Smith stopped shuffling. “What you’re trying to ask is how could a man with his neck on one side be a fighter,” he read me—“I took it up after my career as a gas-smeller was ended. In fact I contracted this hitch from such a terrible blow in the Adam’s apple that it ruint another highly promising career.”
“Were you really any good, Smith?” I asked.
“To tell you the truth, no, sir, I wasn’t,” Smith admitted. “But I did have color.”
“How do you mean?” I wanted to know.
“Well one thing I done was I always wore a cap with the peak over my eyes into the ring. It worried my opponent not to see my face. I’d keep it on till the ref made me take it off just before the bell. Once a ref forgot and I had it so low I couldn’t see my opponent and he knocked me cold. After that I just depended on my natural skills of which I had only two.”
“Which two were they?” I asked to be obliging.
“One was how I never threw a low punch without following through with a fair one—they can’t ta
ke a knockout back, can they? No fight crowd would stand for a referee doing that even if he could. This also had the effect of making the fight look to be on the level. My other thing was how I never pulled my head back when I butted, so’s I wouldn’t get butted back.”
I waited.
“Once I was fighting a fellow with a skinny neck. He hit me low right off and, when I held, he hit me a short one in my neck. At the bell he had his entire glove in my eye. So I dropped my hands and he hit me a clean shot that nearly took my head off. I realized then he had the referee so I didn’t foul him back—I was afraid the ref would take the round away from me. And I didn’t want to lose because I wanted to buy a Chevrolet. I had to beat him fighting fair or lose the Chevvy.
“When he came out for the second round he made as though to touch my gloves but I didn’t accept his offer. So he bent me over a ring-post and laid his full weight on me till I thought my spine would crack before his referee took him off. Then he banged both my ears at the same time and backed off with his gloves up as if he had just been boxing somebody.
“I looked at the referee for help and that was another mistake, because this fellow immediately punched me in the neck again. It was the second fair punch of the fight and he had thrown both.
“Wouldn’t you think the crowd would be proud of him for throwing two fair punches? They weren’t. They booed. They thought punching a man in the neck was a foul. ‘If he hits me in the neck a couple more times,’ I thought, ‘maybe the referee will take the round away from him.’ When I went back to my corner I knew I would never be able to finish on my feet. So I said ‘Goodbye Chevrolet.’

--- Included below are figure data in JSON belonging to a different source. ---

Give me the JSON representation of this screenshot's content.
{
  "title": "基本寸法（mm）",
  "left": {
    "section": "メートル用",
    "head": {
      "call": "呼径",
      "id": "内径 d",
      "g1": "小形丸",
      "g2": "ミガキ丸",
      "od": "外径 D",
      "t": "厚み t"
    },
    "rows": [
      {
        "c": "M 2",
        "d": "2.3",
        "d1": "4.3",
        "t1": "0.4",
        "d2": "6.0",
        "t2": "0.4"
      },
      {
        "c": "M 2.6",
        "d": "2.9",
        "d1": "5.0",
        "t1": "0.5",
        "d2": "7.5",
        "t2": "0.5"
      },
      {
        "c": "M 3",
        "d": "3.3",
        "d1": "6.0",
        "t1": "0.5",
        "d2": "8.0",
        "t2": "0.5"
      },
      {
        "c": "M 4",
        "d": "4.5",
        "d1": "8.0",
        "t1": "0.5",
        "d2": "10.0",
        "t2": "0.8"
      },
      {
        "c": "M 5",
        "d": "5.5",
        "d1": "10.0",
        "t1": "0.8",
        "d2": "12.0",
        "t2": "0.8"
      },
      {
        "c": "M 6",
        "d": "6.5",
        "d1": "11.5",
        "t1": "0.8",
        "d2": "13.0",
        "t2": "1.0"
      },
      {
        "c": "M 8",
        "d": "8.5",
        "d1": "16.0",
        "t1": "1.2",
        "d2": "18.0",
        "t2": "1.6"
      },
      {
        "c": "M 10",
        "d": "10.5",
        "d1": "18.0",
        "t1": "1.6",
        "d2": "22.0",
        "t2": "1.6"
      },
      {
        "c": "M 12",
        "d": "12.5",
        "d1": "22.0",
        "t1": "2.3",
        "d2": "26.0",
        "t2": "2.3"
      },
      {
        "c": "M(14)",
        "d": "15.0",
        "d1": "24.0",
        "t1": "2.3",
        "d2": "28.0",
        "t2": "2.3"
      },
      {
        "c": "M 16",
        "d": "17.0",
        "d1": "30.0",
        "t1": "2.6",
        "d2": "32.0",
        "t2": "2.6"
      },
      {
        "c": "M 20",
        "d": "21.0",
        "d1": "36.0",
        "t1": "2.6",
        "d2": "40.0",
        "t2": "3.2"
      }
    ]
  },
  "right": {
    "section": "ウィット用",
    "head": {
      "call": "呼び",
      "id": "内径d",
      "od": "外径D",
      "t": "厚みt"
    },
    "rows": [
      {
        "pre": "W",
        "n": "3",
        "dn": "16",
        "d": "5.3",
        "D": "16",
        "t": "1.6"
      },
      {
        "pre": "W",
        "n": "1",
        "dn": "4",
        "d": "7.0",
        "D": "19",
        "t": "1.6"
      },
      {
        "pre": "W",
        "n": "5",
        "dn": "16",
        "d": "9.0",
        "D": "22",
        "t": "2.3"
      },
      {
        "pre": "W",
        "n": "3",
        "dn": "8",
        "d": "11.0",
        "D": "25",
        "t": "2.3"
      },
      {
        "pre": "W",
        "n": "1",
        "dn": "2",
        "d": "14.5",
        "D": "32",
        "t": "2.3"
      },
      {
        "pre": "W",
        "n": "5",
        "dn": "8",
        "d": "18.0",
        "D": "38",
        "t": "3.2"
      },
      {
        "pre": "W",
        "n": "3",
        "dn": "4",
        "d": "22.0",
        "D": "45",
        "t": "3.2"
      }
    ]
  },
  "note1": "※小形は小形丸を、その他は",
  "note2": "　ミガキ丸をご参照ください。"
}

“I went out head down and butted him in the stomach. He went ‘Oof.’ I brought my skull up against his right eye. He went ‘Jzzz.’ Then I got my left glove around his neck. It was so skinny I could feel his windpipe through my glove. While he was choking to death I stepped on his foot. ‘How does it feel?’ I asked him. ‘I’m disappointed in you,’ he told me. My butt hadn’t opened his eye so I dragged my laces across it and it opened fine. The referee noticed I’d changed my style. ‘If you boys want to fight like this it’s all right with me,’ he told us.
“I pulled up my trunks and went to work. I butted him again and said, ‘O, Pardon Me.’ I scraped his back against the rope and said, ‘O, Pardon Me.’ ‘Stop saying “O, Pardon Me,”’ this fellow told me, and chopped me in the neck so hard I felt something come loose, so I drove my left five inches into his groin and I guess it must have stung him because he didn’t express disappointment. He just doubled over like he was looking for something. I straightened him up with an elbow and hooked a clean left to his jaw. It was the fairest, cleanest punch I ever threw in my whole life. He went out like a light.